In bodybuilding the benefits of long muscle bellies are fairly self evident, just look at Ronnie Coleman's out of place biceps and compare them to Sergio Oliva.

For any sport requiring strength there would also be significant benefits simply due to the increased muscle mass. In the case of the legs, there seems to be a fair amount of literature showing that long achilles tendons and short calf muscle bellies are an ideal combination for runners, so there's an obvious reason why someone would have long tendons and short muscles in the lower extremeties.

I can even make a hypothesis that not having a too long bicep and having a longer tendon distally would allow for better elbow ROM. However, for the forearm, I haven't been able to find any literature, nor think of any practical benefit to having a short muscle belly and long tendons, yet some people have exactly that - a large flare right below the elbow with not much of a taper to the wrist.

Any thoughts on this topic?

  • Could you explain the relation you think there is between the length of a muscle-tendon-complex and the ROM? Then I have an idea about what the answer should try to explain.
    – Ivo Flipse
    Commented Jun 25, 2012 at 8:31
  • If your distal tendon of the bicep is so short that you can't see where the muscle ends and the tendon begins, and you flex your elbow joint, the contracted bicep will get in the way of making a very small angle. If the tendon's longer, even though flexing the elbow joint contracts the bicep, the angle's a lot smaller before the forearm comes in contact with the bicep, thereby preventing further flexion.
    – Robin Ashe
    Commented Jun 25, 2012 at 8:36
  • How much a muscle shortens doesn't depend solely on the length of the muscle belly, but also on the location on its insertion (given it a moment around the joint), the orientation of the fibers in the muscle and the way the tendons are connected to the muscle. I'll have a look in my anatomy books to find some good images for you
    – Ivo Flipse
    Commented Jun 25, 2012 at 8:50
  • sorry its taking so long, but I'm currently moving and those books are in the new house already, so don't have access to it just yet.
    – Ivo Flipse
    Commented Jul 6, 2012 at 7:52
  • So, is this something that can be effected significantly through exercise or fitness? Commented Jul 9, 2012 at 21:04

2 Answers 2


I believe shorter muscle bellies fatigue faster and have greater explosive potential.

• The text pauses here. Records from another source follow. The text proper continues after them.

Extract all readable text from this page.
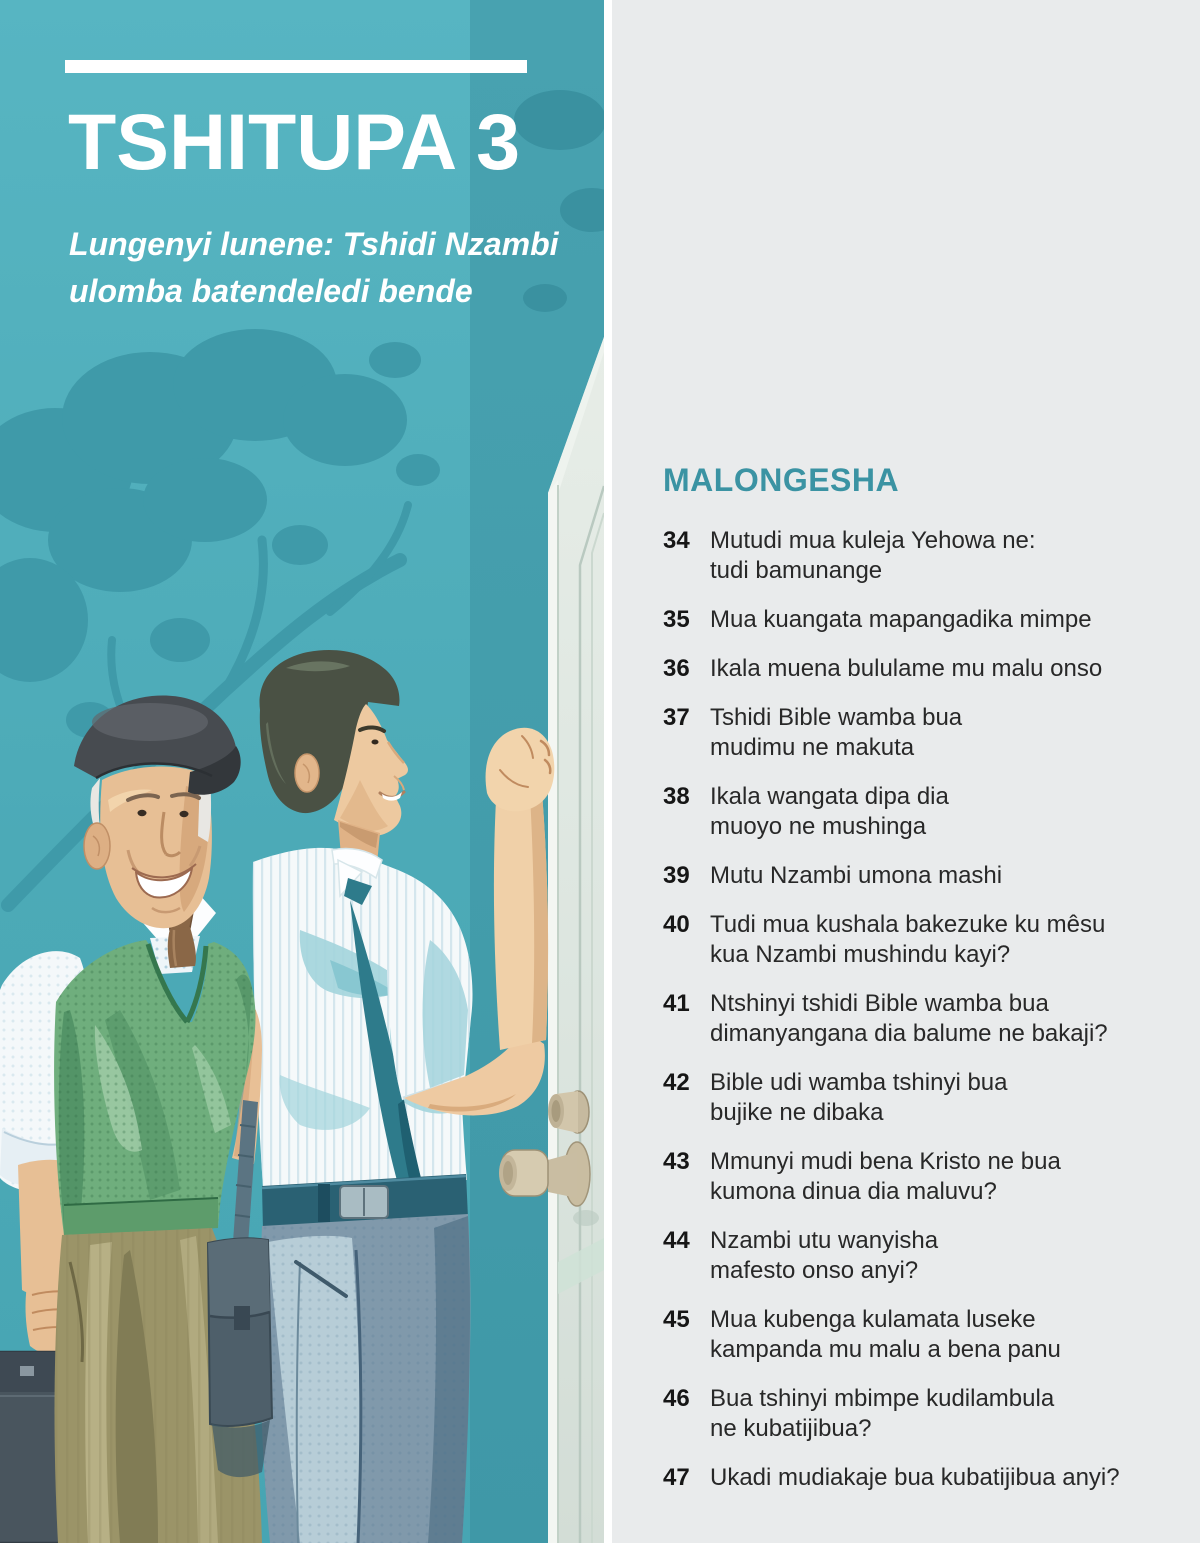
TSHITUPA 3
Lungenyi lunene: Tshidi Nzambi
ulomba batendeledi bende
MALONGESHA
34 Mutudi mua kuleja Yehowa ne:
tudi bamunange
35 Mua kuangata mapangadika mimpe
36 Ikala muena bululame mu malu onso
37 Tshidi Bible wamba bua
mudimu ne makuta
38 Ikala wangata dipa dia
muoyo ne mushinga
39 Mutu Nzambi umona mashi
40 Tudi mua kushala bakezuke ku mêsu
kua Nzambi mushindu kayi?
41 Ntshinyi tshidi Bible wamba bua
dimanyangana dia balume ne bakaji?
42 Bible udi wamba tshinyi bua
bujike ne dibaka
43 Mmunyi mudi bena Kristo ne bua
kumona dinua dia maluvu?
44 Nzambi utu wanyisha
mafesto onso anyi?
45 Mua kubenga kulamata luseke
kampanda mu malu a bena panu
46 Bua tshinyi mbimpe kudilambula
ne kubatijibua?
47 Ukadi mudiakaje bua kubatijibua anyi?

To get a full contraction on a short muscle belly, actin and myosin filaments have to attach, detatch, and reattach fewer times hence my belief that it would have greater explosive potential.

  • Interesting thought, but I think that would be offset by longer muscle fibers having correspondingly more binding sites. In a longer fiber, you simply have more sarcomeres per length. I would think that would argue for more sarcomeres being able to generate more power. In any case, it's simply a belief. Would make for an interesting study though.
    – JohnP
    Commented Sep 11, 2012 at 20:58
  • What suggests that short muscle bellies have longer muscle fibers? Also think about this. Shorter sarcomeres have less distance to contract and get the job done faster. Whereas long sarcomeres are the exact opposite. Who would get done digging a large hole quicker: 100 men or 10 men?
    – BryceH
    Commented Dec 11, 2012 at 11:28
  • Depends on the size of the hole and how many of them are working. But if you were to ask who can get 100 holes dug faster, I think the answer is clear. Commented Jul 9, 2013 at 11:23
  1. Muscle to Tendon ratio: Those who have long bellies and short tendons have a greater potential for achieving muscular size than those who have short bellies and long tendons.

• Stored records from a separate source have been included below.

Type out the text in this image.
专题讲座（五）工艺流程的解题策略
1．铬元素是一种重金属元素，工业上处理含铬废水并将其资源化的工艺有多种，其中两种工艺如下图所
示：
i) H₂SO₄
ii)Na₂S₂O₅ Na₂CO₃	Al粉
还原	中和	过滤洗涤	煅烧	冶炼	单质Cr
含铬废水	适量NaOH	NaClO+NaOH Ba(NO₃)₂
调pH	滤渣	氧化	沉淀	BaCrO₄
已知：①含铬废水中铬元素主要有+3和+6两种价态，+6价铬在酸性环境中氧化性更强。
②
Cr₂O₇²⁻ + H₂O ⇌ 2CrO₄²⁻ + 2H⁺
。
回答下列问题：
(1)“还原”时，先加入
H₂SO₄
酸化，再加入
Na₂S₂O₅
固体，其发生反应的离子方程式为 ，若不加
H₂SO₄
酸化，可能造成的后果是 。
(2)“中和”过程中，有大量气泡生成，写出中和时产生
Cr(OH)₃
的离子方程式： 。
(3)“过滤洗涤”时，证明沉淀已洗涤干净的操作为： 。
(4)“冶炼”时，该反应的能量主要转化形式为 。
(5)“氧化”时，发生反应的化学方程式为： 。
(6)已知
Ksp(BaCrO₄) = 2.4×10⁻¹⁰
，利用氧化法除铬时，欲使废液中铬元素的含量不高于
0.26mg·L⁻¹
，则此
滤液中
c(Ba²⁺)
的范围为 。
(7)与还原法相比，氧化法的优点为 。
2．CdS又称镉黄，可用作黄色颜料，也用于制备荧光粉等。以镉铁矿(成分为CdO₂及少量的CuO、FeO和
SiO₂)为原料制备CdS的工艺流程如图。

  2. Strength: Individuals with long muscle bellies have the potential to be quite strong, because of a larger cross-sectional area.

  3. Lever and Proportions: Those who have favorable lever lengths and body proportions have a greater strength potential in certain exercises because they don't have to move the weight as far as those who have less favorable lever lengths and body proportions. The end result is that they can lift extraordinarily heavy weights

  4. Tendon insertion: The farther away that a tendon inserts from an axis of rotation, the greater the biomechanical advantage and strength potential.